Vladimir Poutine et la Russie sortent vainqueurs "politiques" de l'accord signé pour les partage des richesses de la mer Caspienne le 12 août 2018 à Aktaou au Kazakhstan. (Source : La Voix du Nord)
Vladimir Poutine et la Russie sortent vainqueurs "politiques" de l'accord signé pour les partage des richesses de la mer Caspienne le 12 août 2018 à Aktaou au Kazakhstan. (Source : La Voix du Nord)
Le dimanche 12 août 2018 était à marquer d’une pierre blanche. Après plus de vingt-cinq années de négociations et une dizaine de rencontres, les dirigeants des États riverains de la mer Caspienne ont signé ensemble, dans la ville portuaire d’Aktaou au Kazakhstan, un accord pour définir le statut juridique de cet espace maritime. Un accord historique pour cette mer, pivot géostratégique entre ces trois grandes régions de l’Asie « intermédiaire » que sont l’Asie centrale, le Caucase et le Moyen-Orient. Les cinq État riverains, la Russie, l’Iran, le Kazakhstan, l’Azerbaïdjan et le Turkménistan se partagent ainsi des réserves d’hydrocarbures, estimées à près de 300 000 milliards de m3 de gaz naturel. Cet accord est le résultat de plusieurs concessions, mais chaque État y trouve finalement son compte pour des raisons différentes. Il est possible de distinguer deux types de réussites pour chacun des pays : d’un côté ceux qui en tireront un véritable bénéfice économique et ceux pour qui l’accord politique et diplomatique prime sur l’économie.

Les vainqueurs « économiques »

Les trois principaux bénéficiaires de cet accord sont les États d’Asie centrale et du Caucase : le Kazakhstan, le Turkménistan et l’Azerbaïdjan. Astana récupère de cette zone le plus gros gisement pétrolier équivalent à 13 milliards de barils. Un succès pour le Kazakhstan qui accueillait le sommet dans l’ancienne ville de Chevtchenko, du nom d’Aktaou sous l’URSS. Il était donc attendu que le « pays hôte » récupère une grande partie des gisements qu’il réclamait depuis vingt ans.

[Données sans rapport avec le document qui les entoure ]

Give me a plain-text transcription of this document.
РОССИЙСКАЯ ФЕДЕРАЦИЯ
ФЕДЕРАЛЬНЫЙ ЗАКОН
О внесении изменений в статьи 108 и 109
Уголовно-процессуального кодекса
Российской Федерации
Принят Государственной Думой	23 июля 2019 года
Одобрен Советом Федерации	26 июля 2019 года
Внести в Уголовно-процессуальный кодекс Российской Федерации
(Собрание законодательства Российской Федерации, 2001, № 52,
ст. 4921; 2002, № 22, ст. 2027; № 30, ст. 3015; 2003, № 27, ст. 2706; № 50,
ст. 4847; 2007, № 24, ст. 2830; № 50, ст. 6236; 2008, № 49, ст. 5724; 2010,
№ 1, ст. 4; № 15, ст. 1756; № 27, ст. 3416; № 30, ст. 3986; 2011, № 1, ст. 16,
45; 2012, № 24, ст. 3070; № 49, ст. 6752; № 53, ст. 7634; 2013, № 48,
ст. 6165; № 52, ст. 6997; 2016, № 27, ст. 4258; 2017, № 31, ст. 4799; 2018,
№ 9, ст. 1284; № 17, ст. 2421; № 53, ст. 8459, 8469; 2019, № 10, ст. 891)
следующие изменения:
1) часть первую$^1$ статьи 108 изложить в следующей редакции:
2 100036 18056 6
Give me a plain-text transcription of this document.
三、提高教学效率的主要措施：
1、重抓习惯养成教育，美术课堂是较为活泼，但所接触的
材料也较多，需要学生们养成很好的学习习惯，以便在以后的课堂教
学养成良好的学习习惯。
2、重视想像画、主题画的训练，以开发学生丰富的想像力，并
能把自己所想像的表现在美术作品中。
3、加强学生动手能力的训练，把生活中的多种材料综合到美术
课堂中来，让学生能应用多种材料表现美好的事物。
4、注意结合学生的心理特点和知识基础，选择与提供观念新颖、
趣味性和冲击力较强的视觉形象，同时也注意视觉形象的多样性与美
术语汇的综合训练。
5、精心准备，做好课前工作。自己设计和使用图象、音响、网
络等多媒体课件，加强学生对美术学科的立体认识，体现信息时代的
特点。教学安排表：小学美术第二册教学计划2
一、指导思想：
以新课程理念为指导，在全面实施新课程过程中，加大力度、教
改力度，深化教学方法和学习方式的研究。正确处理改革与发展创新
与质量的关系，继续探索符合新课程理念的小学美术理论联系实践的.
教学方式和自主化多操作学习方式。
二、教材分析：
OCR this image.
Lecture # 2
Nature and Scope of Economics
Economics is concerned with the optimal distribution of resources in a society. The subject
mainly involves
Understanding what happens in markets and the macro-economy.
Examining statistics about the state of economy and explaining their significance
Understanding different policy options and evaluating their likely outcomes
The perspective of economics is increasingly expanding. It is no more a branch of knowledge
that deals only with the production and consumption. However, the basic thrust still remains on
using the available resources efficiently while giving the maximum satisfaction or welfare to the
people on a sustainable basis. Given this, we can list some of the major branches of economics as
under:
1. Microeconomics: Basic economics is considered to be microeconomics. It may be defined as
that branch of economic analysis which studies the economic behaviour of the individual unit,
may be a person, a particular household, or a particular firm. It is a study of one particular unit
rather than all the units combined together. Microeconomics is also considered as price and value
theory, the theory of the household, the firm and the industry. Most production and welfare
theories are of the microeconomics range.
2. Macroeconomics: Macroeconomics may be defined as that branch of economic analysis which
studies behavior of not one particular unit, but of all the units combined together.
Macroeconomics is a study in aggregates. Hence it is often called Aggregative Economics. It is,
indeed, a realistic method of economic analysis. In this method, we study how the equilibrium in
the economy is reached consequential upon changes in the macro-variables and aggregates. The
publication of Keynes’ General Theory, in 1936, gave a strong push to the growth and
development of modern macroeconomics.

Le Turkménistan et l’Azerbaïdjan ne sont pas en reste et pourront profiter de ressources jusque-là inexploitées à cause du vide juridique entourant la Caspienne.
L’accord bénéficie donc largement à ces trois États, dont le point commun est une économie basée sur l’exportation d’hydrocarbures. Pour le Turkménistan, ces nouvelles ressources pourraient renforcer la mise en place du projet TAPI, un gazoduc reliant le pays à l’Afghanistan, au Pakistan et à l’Inde. Annoncé en décembre 2015, il devrait voir le jour en 2019. L’Azerbaïdjan de son côté devrait profiter de l’ouverture de la Caspienne à la construction de pipelines. Alors que ses principaux fournisseurs sont en Europe, Bakou pourrait envisager d’augmenter ses revenus en Asie, où pour l’instant seule l’Indonésie fait office de client important.

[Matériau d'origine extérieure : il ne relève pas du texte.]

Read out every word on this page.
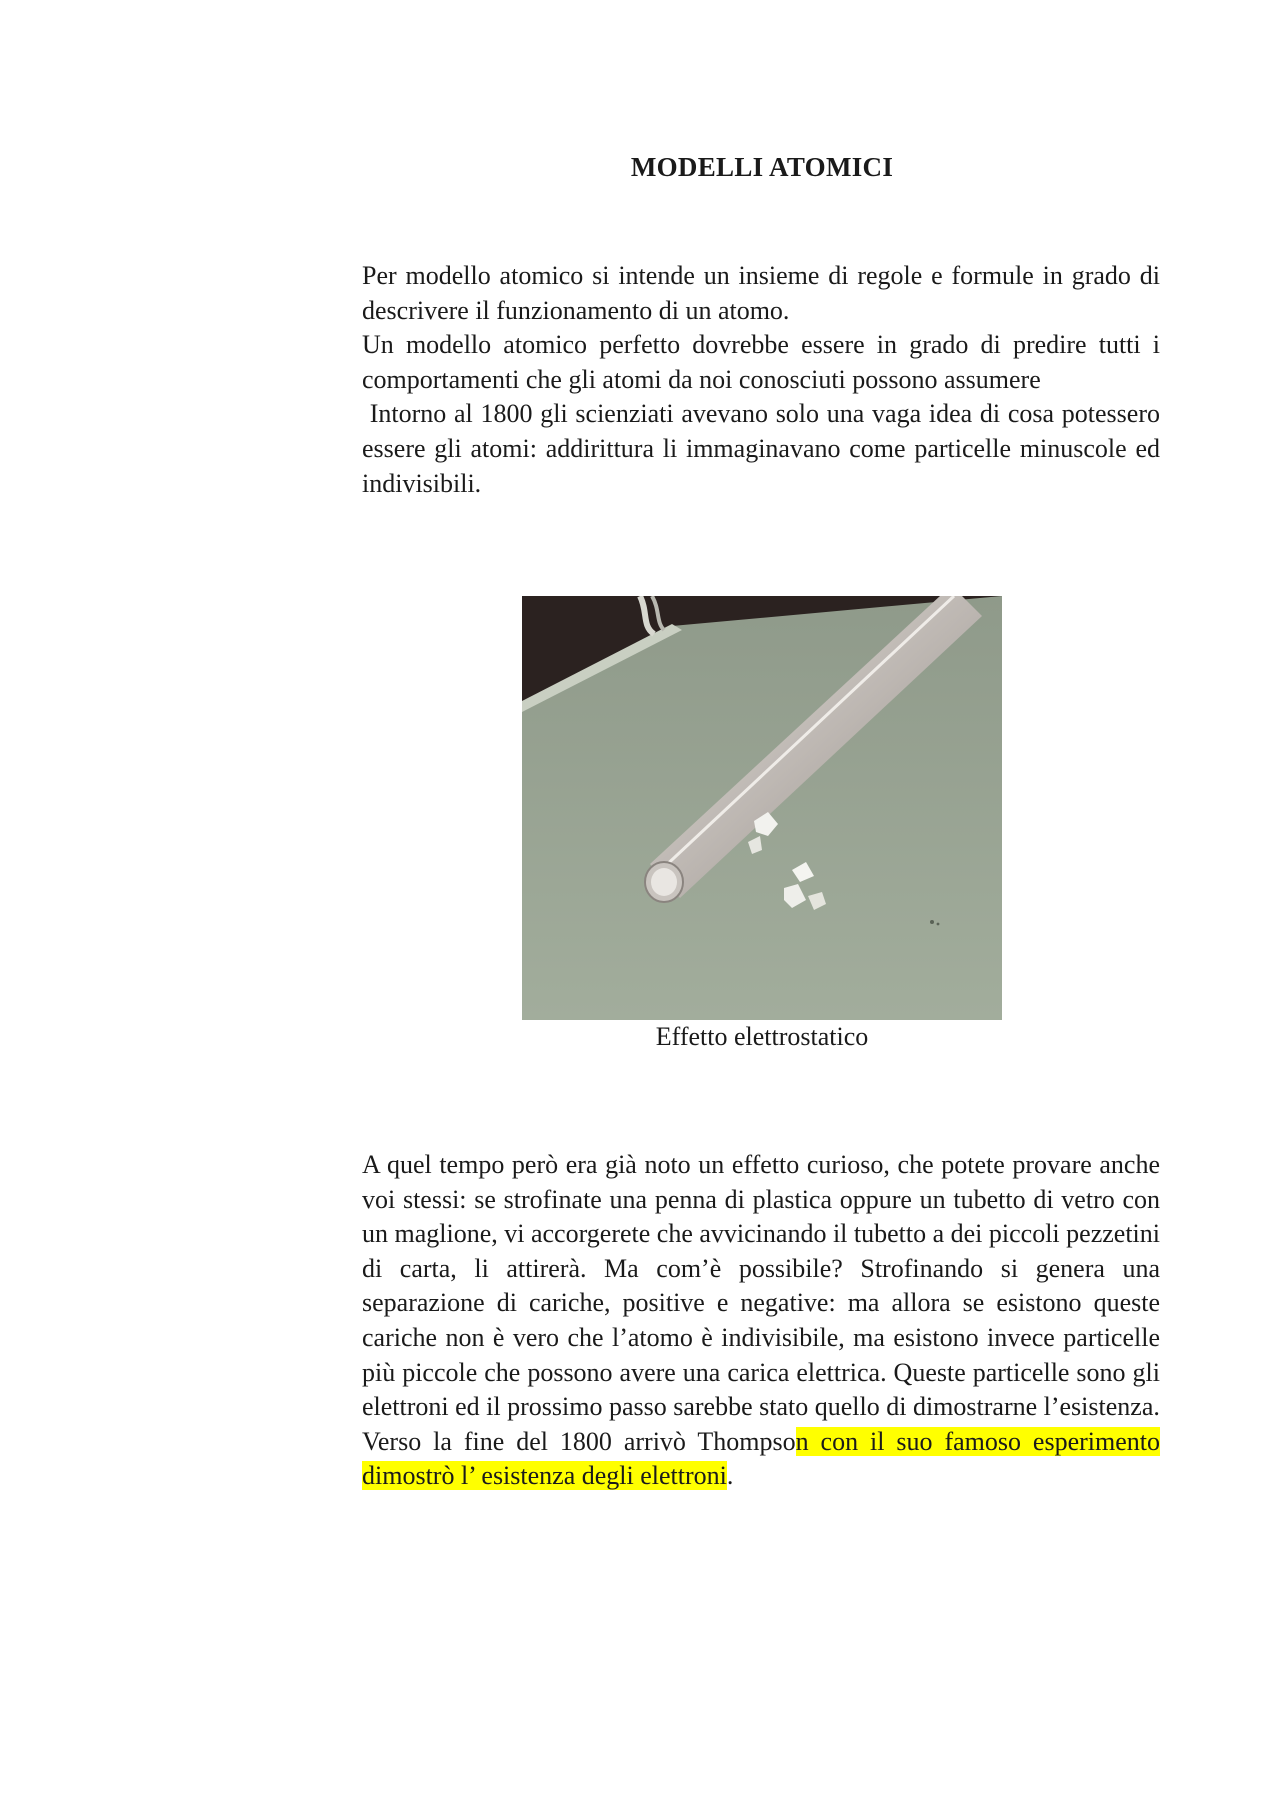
MODELLI ATOMICI

Per modello atomico si intende un insieme di regole e formule in grado di descrivere il funzionamento di un atomo.

Un modello atomico perfetto dovrebbe essere in grado di predire tutti i comportamenti che gli atomi da noi conosciuti possono assumere

Intorno al 1800 gli scienziati avevano solo una vaga idea di cosa potessero essere gli atomi: addirittura li immaginavano come particelle minuscole ed indivisibili.

Effetto elettrostatico

A quel tempo però era già noto un effetto curioso, che potete provare anche voi stessi: se strofinate una penna di plastica oppure un tubetto di vetro con un maglione, vi accorgerete che avvicinando il tubetto a dei piccoli pezzetini di carta, li attirerà. Ma com’è possibile? Strofinando si genera una separazione di cariche, positive e negative: ma allora se esistono queste cariche non è vero che l’atomo è indivisibile, ma esistono invece particelle più piccole che possono avere una carica elettrica. Queste particelle sono gli elettroni ed il prossimo passo sarebbe stato quello di dimostrarne l’esistenza.

Verso la fine del 1800 arrivò Thompson con il suo famoso esperimento dimostrò l’ esistenza degli elettroni.
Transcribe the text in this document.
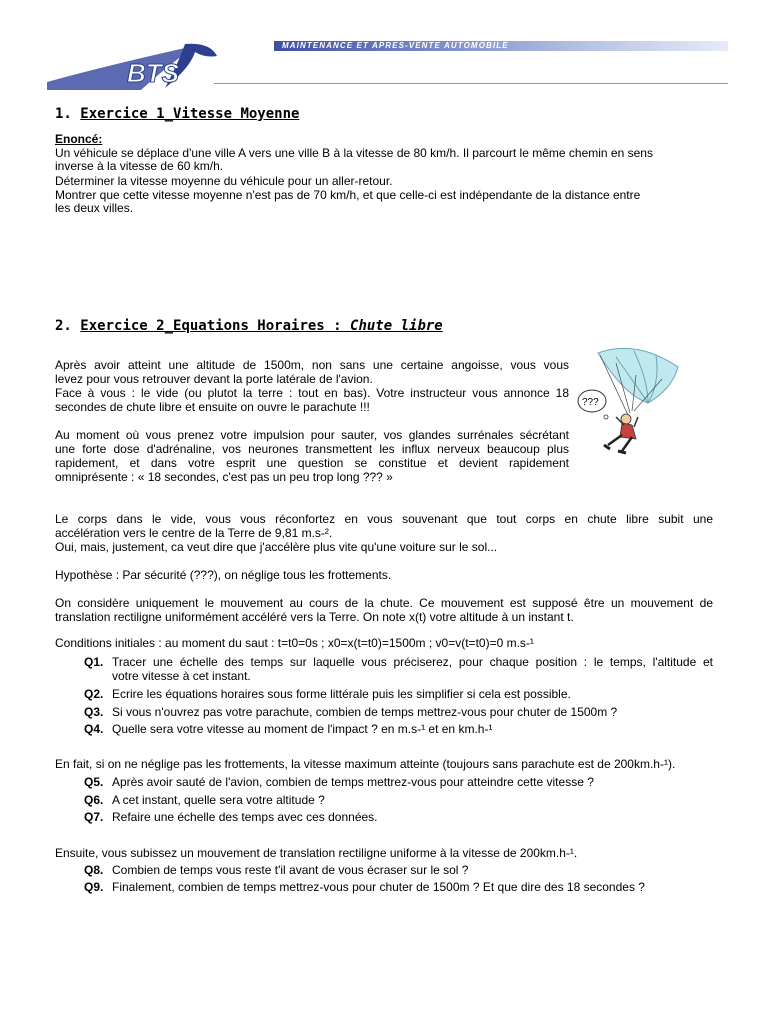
MAINTENANCE ET APRES-VENTE AUTOMOBILE
BTS
1. Exercice 1_Vitesse Moyenne
Enoncé:
Un véhicule se déplace d'une ville A vers une ville B à la vitesse de 80 km/h. Il parcourt le même chemin en sens
inverse à la vitesse de 60 km/h.
Déterminer la vitesse moyenne du véhicule pour un aller-retour.
Montrer que cette vitesse moyenne n'est pas de 70 km/h, et que celle-ci est indépendante de la distance entre
les deux villes.
2. Exercice 2_Equations Horaires : Chute libre
Après avoir atteint une altitude de 1500m, non sans une certaine angoisse, vous vous
levez pour vous retrouver devant la porte latérale de l'avion.
Face à vous : le vide (ou plutot la terre : tout en bas). Votre instructeur vous annonce 18
secondes de chute libre et ensuite on ouvre le parachute !!!
Au moment où vous prenez votre impulsion pour sauter, vos glandes surrénales sécrétant
une forte dose d'adrénaline, vos neurones transmettent les influx nerveux beaucoup plus
rapidement, et dans votre esprit une question se constitue et devient rapidement
omniprésente : « 18 secondes, c'est pas un peu trop long ??? »
???
Le corps dans le vide, vous vous réconfortez en vous souvenant que tout corps en chute libre subit une
accélération vers le centre de la Terre de 9,81 m.s-².
Oui, mais, justement, ca veut dire que j'accélère plus vite qu'une voiture sur le sol...
Hypothèse : Par sécurité (???), on néglige tous les frottements.
On considère uniquement le mouvement au cours de la chute. Ce mouvement est supposé être un mouvement de
translation rectiligne uniformément accéléré vers la Terre. On note x(t) votre altitude à un instant t.
Conditions initiales : au moment du saut : t=t0=0s ; x0=x(t=t0)=1500m ; v0=v(t=t0)=0 m.s-¹
Q1. Tracer une échelle des temps sur laquelle vous préciserez, pour chaque position : le temps, l'altitude et
votre vitesse à cet instant.
Q2. Ecrire les équations horaires sous forme littérale puis les simplifier si cela est possible.
Q3. Si vous n'ouvrez pas votre parachute, combien de temps mettrez-vous pour chuter de 1500m ?
Q4. Quelle sera votre vitesse au moment de l'impact ? en m.s-¹ et en km.h-¹
En fait, si on ne néglige pas les frottements, la vitesse maximum atteinte (toujours sans parachute est de 200km.h-¹).
Q5. Après avoir sauté de l'avion, combien de temps mettrez-vous pour atteindre cette vitesse ?
Q6. A cet instant, quelle sera votre altitude ?
Q7. Refaire une échelle des temps avec ces données.
Ensuite, vous subissez un mouvement de translation rectiligne uniforme à la vitesse de 200km.h-¹.
Q8. Combien de temps vous reste t'il avant de vous écraser sur le sol ?
Q9. Finalement, combien de temps mettrez-vous pour chuter de 1500m ? Et que dire des 18 secondes ?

La Russie, vainqueur « politique »

Le principal vainqueur politique est bien évidemment la Russie. Cet accord va permettre l’accroissement des ressources pour plusieurs États, concurrents énergétiques de Moscou, notamment le Turkménistan. Le Kremlin a donc fait des concessions à ses voisins et souhaite avant tout montrer qu’il est initiateur d’accords et de stabilité dans cette région. Une image qui lui faisait défaut depuis les crises géorgienne (2008), ukrainienne (2014) et syrienne (2011-2018). De plus, face à Pékin qui étend son influence en Asie centrale via les « Nouvelles routes de la soie », Moscou assume avec cet accord un leadership régional, capable de mettre fin à plus de deux décennies de pourparlers.
Hormis l’accord en lui-même, les Russes, comme les Iraniens, ont atteint un objectif diplomatique importante : l’exclusion de la marine américaine de la Caspienne. Ce risque était encouru par les liens politiques existants entre Washington et Bakou. Avant ce sommet, la mer Caspienne n’était ni une mer ni un lac au regard du droit international. L’accord signé le 12 août confirme cette ambivalence. La règlementation des frontières maritimes s’appliquera comme s’il s’agissait d’une mer, mais comme pour un lac, aucune troupe étrangère ne pourra y stationner. De fait, l’accord exclu donc toute présence américaine dans la Caspienne. Une bonne nouvelle pour Moscou, qui cherche à réduire l’influence de Washington dans la région.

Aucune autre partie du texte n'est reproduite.